I don't see an inconsistency, but I might be misinterpreting this last
sentence. It seems to make sense to me that relative paths in a

I was really concerned with the inconsistency between project.xml and maven.xml


Oddly enough, the only call to File.isAbsolute in the maven source tree
is in the jxr plugin, where it does exactly this, with the comment:

<!-- XXX This is a dirty hack until the semantics of
pom.build.sourceDirectory are cleared up -->

:-)

That does seem odd :) But its right - the plugin shouldn't have to care, it should just get a File that works. Because Java doesn't want to chdir, setting all File objects to absolute by prepending ${basedir} makes sense (and ${basedir} should probably be put through a getAbsoluteFile() too).
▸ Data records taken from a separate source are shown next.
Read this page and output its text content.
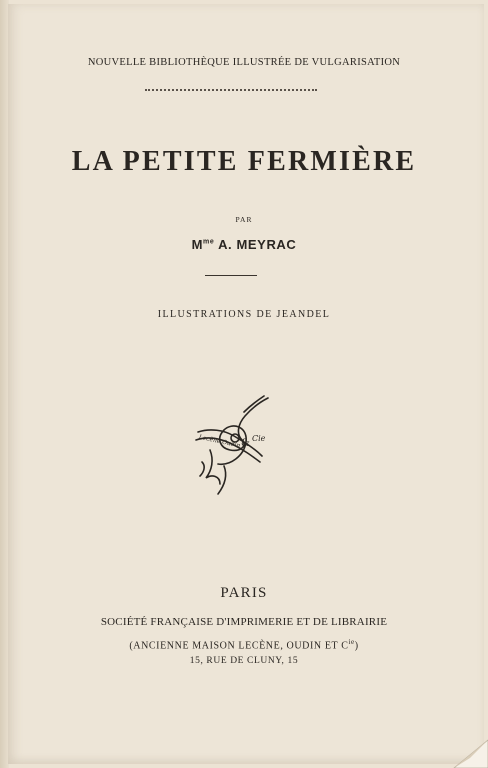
NOUVELLE BIBLIOTHÈQUE ILLUSTRÉE DE VULGARISATION
LA PETITE FERMIÈRE
PAR
$M^{me}$ A. MEYRAC
ILLUSTRATIONS DE JEANDEL
Lecène Oudin & Cie
PARIS
SOCIÉTÉ FRANÇAISE D'IMPRIMERIE ET DE LIBRAIRIE
(ANCIENNE MAISON LECÈNE, OUDIN ET $C^{ie}$)
15, RUE DE CLUNY, 15
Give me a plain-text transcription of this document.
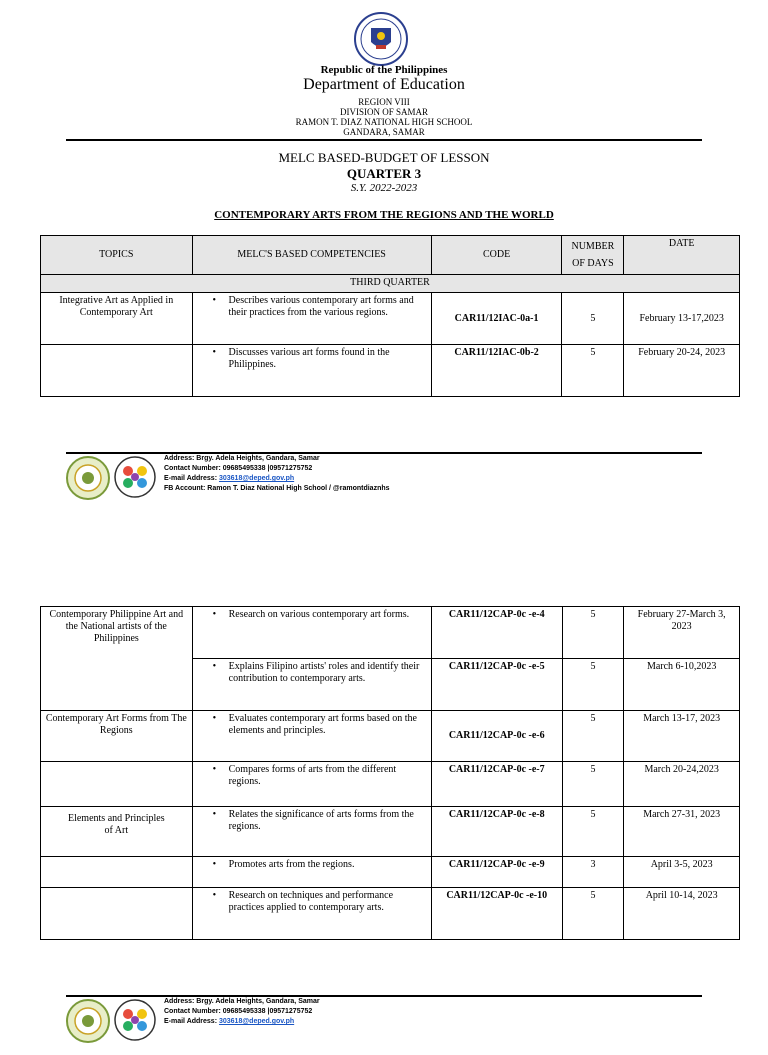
Republic of the Philippines
Department of Education
REGION VIII
DIVISION OF SAMAR
RAMON T. DIAZ NATIONAL HIGH SCHOOL
GANDARA, SAMAR
MELC BASED-BUDGET OF LESSON
QUARTER 3
S.Y. 2022-2023
CONTEMPORARY ARTS FROM THE REGIONS AND THE WORLD
TOPICS	MELC'S BASED COMPETENCIES	CODE	NUMBER OF DAYS	DATE
THIRD QUARTER				
Integrative Art as Applied in Contemporary Art	• Describes various contemporary art forms and their practices from the various regions.	CAR11/12IAC-0a-1	5	February 13-17,2023

	• Discusses various art forms found in the Philippines.	CAR11/12IAC-0b-2	5	February 20-24, 2023
Address: Brgy. Adela Heights, Gandara, Samar
Contact Number: 09685495338 |09571275752
E-mail Address: 303618@deped.gov.ph
FB Account: Ramon T. Diaz National High School / @ramontdiaznhs
Contemporary Philippine Art and the National artists of the Philippines	• Research on various contemporary art forms.	CAR11/12CAP-0c -e-4	5	February 27-March 3, 2023

	• Explains Filipino artists' roles and identify their contribution to contemporary arts.	CAR11/12CAP-0c -e-5	5	March 6-10,2023
Contemporary Art Forms from The Regions	• Evaluates contemporary art forms based on the elements and principles.	CAR11/12CAP-0c -e-6	5	March 13-17, 2023

	• Compares forms of arts from the different regions.	CAR11/12CAP-0c -e-7	5	March 20-24,2023
Elements and Principles of Art	• Relates the significance of arts forms from the regions.	CAR11/12CAP-0c -e-8	5	March 27-31, 2023

	• Promotes arts from the regions.	CAR11/12CAP-0c -e-9	3	April 3-5, 2023

	• Research on techniques and performance practices applied to contemporary arts.	CAR11/12CAP-0c -e-10	5	April 10-14, 2023
Address: Brgy. Adela Heights, Gandara, Samar
Contact Number: 09685495338 |09571275752
E-mail Address: 303618@deped.gov.ph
Yeah, true. It's probably not possible to reliably identify relative
paths in maven.xml scripts. Not without making all the jelly tags aware
of basedir, anyway. That inconsistency is a bit of a pain. People are
going to have working maven.xml files that suddenly break when they run
them with a different working directory.

... unless they use basedir. Fair enough I guess?
One alternative, but its a bit dodgy, is to make sure all relative paths are done using File objects, and there is no other supposition of CWD, because then you can redefine the system property user.dir and File's start moving as though that is the base if you call getAbsolutePath - but I see this to be quite error prone :)


Thanks for your feedback. The more I think about it, I believe you are right - there should be no need for basedir in project.xml or project.properties or build.properties in a project directory.